D’après Barend Salomoour, pour les peuples natifs Khoï et San d’Afrique du Sud, l’infusion de rooibos est comme le lait maternel. Directeur général de la Wupperthal Original Rooibos Cooperative (WORC), Salomo confie avoir grandi en buvant cette boisson qui, contrairement au thé, ne contient pas de caféine.
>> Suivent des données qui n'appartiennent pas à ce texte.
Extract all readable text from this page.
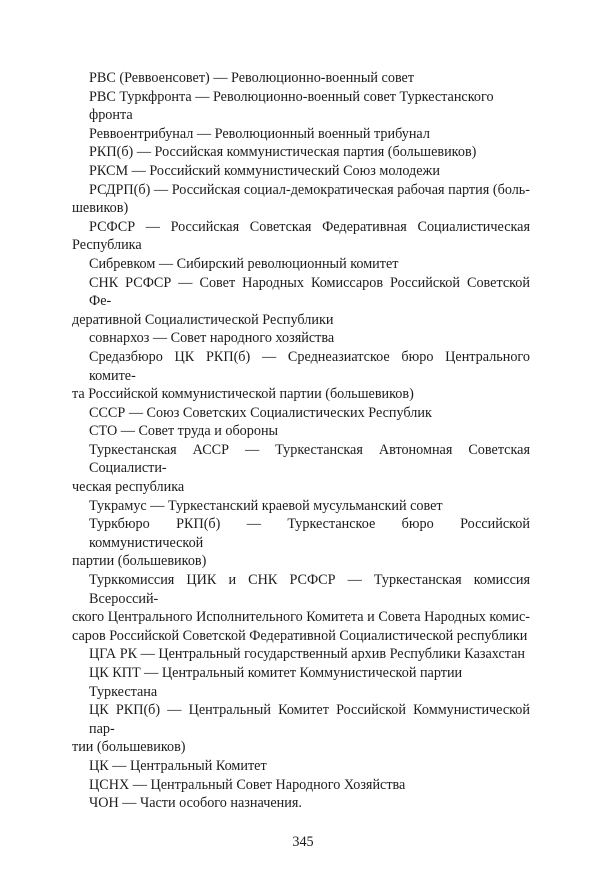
РВС (Реввоенсовет) — Революционно-военный совет
РВС Туркфронта — Революционно-военный совет Туркестанского фронта
Реввоентрибунал — Революционный военный трибунал
РКП(б) — Российская коммунистическая партия (большевиков)
РКСМ — Российский коммунистический Союз молодежи
РСДРП(б) — Российская социал-демократическая рабочая партия (боль-
шевиков)
РСФСР — Российская Советская Федеративная Социалистическая
Республика
Сибревком — Сибирский революционный комитет
СНК РСФСР — Совет Народных Комиссаров Российской Советской Фе-
деративной Социалистической Республики
совнархоз — Совет народного хозяйства
Средазбюро ЦК РКП(б) — Среднеазиатское бюро Центрального комите-
та Российской коммунистической партии (большевиков)
СССР — Союз Советских Социалистических Республик
СТО — Совет труда и обороны
Туркестанская АССР — Туркестанская Автономная Советская Социалисти-
ческая республика
Тукрамус — Туркестанский краевой мусульманский совет
Туркбюро РКП(б) — Туркестанское бюро Российской коммунистической
партии (большевиков)
Турккомиссия ЦИК и СНК РСФСР — Туркестанская комиссия Всероссий-
ского Центрального Исполнительного Комитета и Совета Народных комис-
саров Российской Советской Федеративной Социалистической республики
ЦГА РК — Центральный государственный архив Республики Казахстан
ЦК КПТ — Центральный комитет Коммунистической партии Туркестана
ЦК РКП(б) — Центральный Комитет Российской Коммунистической пар-
тии (большевиков)
ЦК — Центральный Комитет
ЦСНХ — Центральный Совет Народного Хозяйства
ЧОН — Части особого назначения.
345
« J’avais six sœurs et cinq frères. Nous avons tous été nourris au sein. Lorsque ma mère était occupée à nourrir un bébé, elle remplaçait son sein par un biberon de rooibos à ses autres enfants » raconte-t-il.
« Les enfants sud-africains boivent de l’infusion de rooibos avec du miel avant même de boire des boissons gazeuses », explique Antje Mouton, de Johannesburg. « Le goût est excellent et réconfortant. Il est également utile pour toute sorte d’affections. Vous être déshydraté ? Une infusion de rooibos. Vous avez de la fièvre ? Une infusion de rooibos. Une inflammation ? Encore une fois, prenez du rooibos. »
Au Malaya Tea Room d'Alameda, en Californie, une cuillerée de feuilles d'infusion de rooibos est mélangée à de la noix de coco et de la lavande. Le rooibos est apprécié dans le monde entier. Nelson Mandela en buvait, tout comme l'archevêque Desmond Tutu. Lorsqu'il s'est retiré de la vie publique en 2000, Desmond Tutu, prix Nobel de la paix, a affirmé qu'il voulait avoir plus de temps libre pour boire du thé avec sa femme.
Mouton, la responsable des opérations chez Martin Meyer Safaris, entraîne les chiens pour les utiliser dans les unités K9 anti-braconnages. Elle donne même du rooibos froid à ses deux bergers belges après une longue journée de sortie. « S’il a fait très chaud, nous leur en donnons un grand bol avec de la glace. »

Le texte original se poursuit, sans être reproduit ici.